The BOE's total asset purchase target has soared since the Covid shock, hitting GBP895 billion by November 2020 from GBP435 billion last March. In a speech in 2019, the BOE's executive director for markets, Andrew Hauser, had estimated that a "steady-state" balance sheet might be in a GBP275 to GBP375 billion range. Since then, though the Bank has learnt more about the extent of demand for reserves from non-banks, particularly when markets came under pressure early in the pandemic.

The Bank operates a policy of "ample reserves," where the scale of QE, the asset purchase target set by the MPC, is the primary driver of the quantity of the central bank reserves.
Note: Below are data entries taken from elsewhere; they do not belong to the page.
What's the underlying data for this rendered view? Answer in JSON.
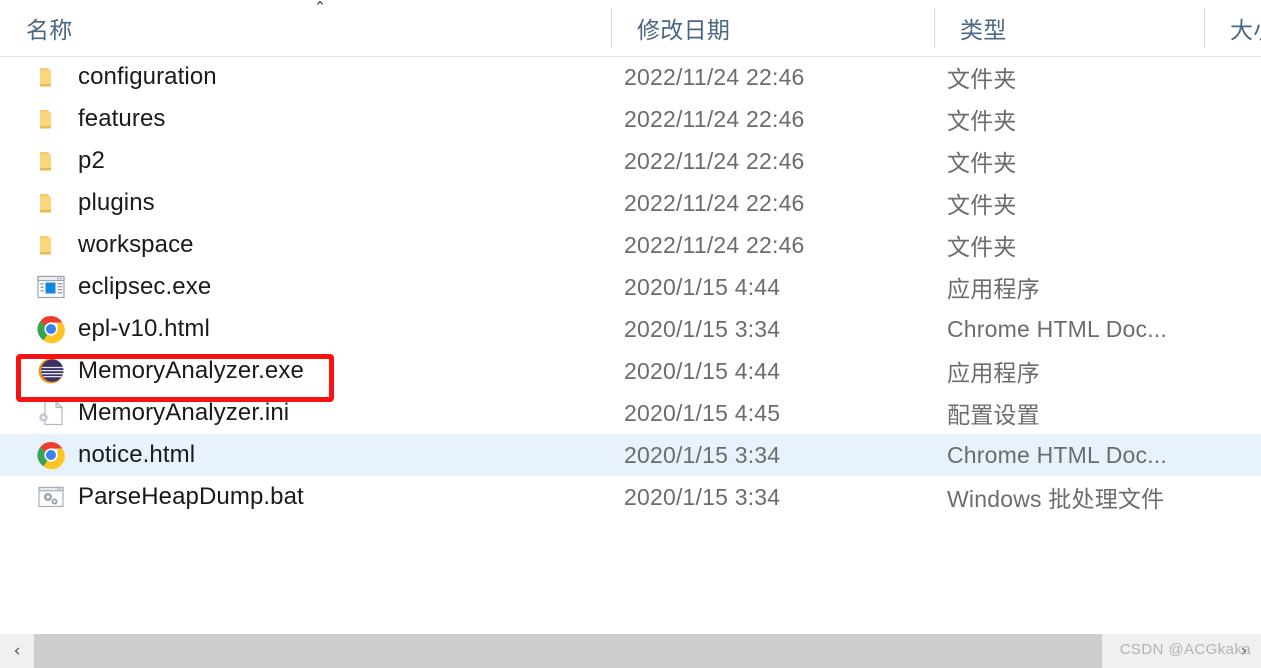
{
  "header": {
    "sort_indicator": "⌃",
    "columns": [
      {
        "key": "name",
        "label": "名称"
      },
      {
        "key": "date",
        "label": "修改日期"
      },
      {
        "key": "type",
        "label": "类型"
      },
      {
        "key": "size",
        "label": "大小"
      }
    ]
  },
  "rows": [
    {
      "icon": "folder-icon",
      "name": "configuration",
      "date": "2022/11/24 22:46",
      "type": "文件夹",
      "size": "",
      "selected": false,
      "highlighted": false
    },
    {
      "icon": "folder-icon",
      "name": "features",
      "date": "2022/11/24 22:46",
      "type": "文件夹",
      "size": "",
      "selected": false,
      "highlighted": false
    },
    {
      "icon": "folder-icon",
      "name": "p2",
      "date": "2022/11/24 22:46",
      "type": "文件夹",
      "size": "",
      "selected": false,
      "highlighted": false
    },
    {
      "icon": "folder-icon",
      "name": "plugins",
      "date": "2022/11/24 22:46",
      "type": "文件夹",
      "size": "",
      "selected": false,
      "highlighted": false
    },
    {
      "icon": "folder-icon",
      "name": "workspace",
      "date": "2022/11/24 22:46",
      "type": "文件夹",
      "size": "",
      "selected": false,
      "highlighted": false
    },
    {
      "icon": "application-icon",
      "name": "eclipsec.exe",
      "date": "2020/1/15 4:44",
      "type": "应用程序",
      "size": "",
      "selected": false,
      "highlighted": false
    },
    {
      "icon": "chrome-icon",
      "name": "epl-v10.html",
      "date": "2020/1/15 3:34",
      "type": "Chrome HTML Doc...",
      "size": "",
      "selected": false,
      "highlighted": false
    },
    {
      "icon": "memoryanalyzer-icon",
      "name": "MemoryAnalyzer.exe",
      "date": "2020/1/15 4:44",
      "type": "应用程序",
      "size": "",
      "selected": false,
      "highlighted": true
    },
    {
      "icon": "ini-file-icon",
      "name": "MemoryAnalyzer.ini",
      "date": "2020/1/15 4:45",
      "type": "配置设置",
      "size": "",
      "selected": false,
      "highlighted": false
    },
    {
      "icon": "chrome-icon",
      "name": "notice.html",
      "date": "2020/1/15 3:34",
      "type": "Chrome HTML Doc...",
      "size": "",
      "selected": true,
      "highlighted": false
    },
    {
      "icon": "batch-file-icon",
      "name": "ParseHeapDump.bat",
      "date": "2020/1/15 3:34",
      "type": "Windows 批处理文件",
      "size": "",
      "selected": false,
      "highlighted": false
    }
  ],
  "scrollbar": {
    "left_arrow": "‹",
    "right_arrow": "›"
  },
  "watermark": {
    "text": "CSDN @ACGkaka"
  },
  "colors": {
    "selection": "#e8f2fc",
    "highlight_box": "#fb1111",
    "header_text": "#4a6785",
    "folder": "#f9cb6a",
    "scroll_thumb": "#cdcdcd"
  }
}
That leads to another communications challenge for the BOE should it put quantitative tightening on autopilot, is that officials including Deputy Governor Ben Broadbent have stressed repeatedly that QE's policy impact is determined by the stock of bonds, rather than the pace of purchases.

While the results of the review of tightening strategies are expected within a few months, any actual tightening is still some way off. Short-sterling futures price in a 15-basis-point hike in Bank Rate to 0.25% by mid-2022 with a further 25 basis-point hike to 0.50% fully priced by mid-2023.

Bailey did not go into details in his appearance before the House of Lords' Economic Affairs Committee but automatic unwind would be compatible with either a natural run-off, a pre-set programme of sales or some mix of the two.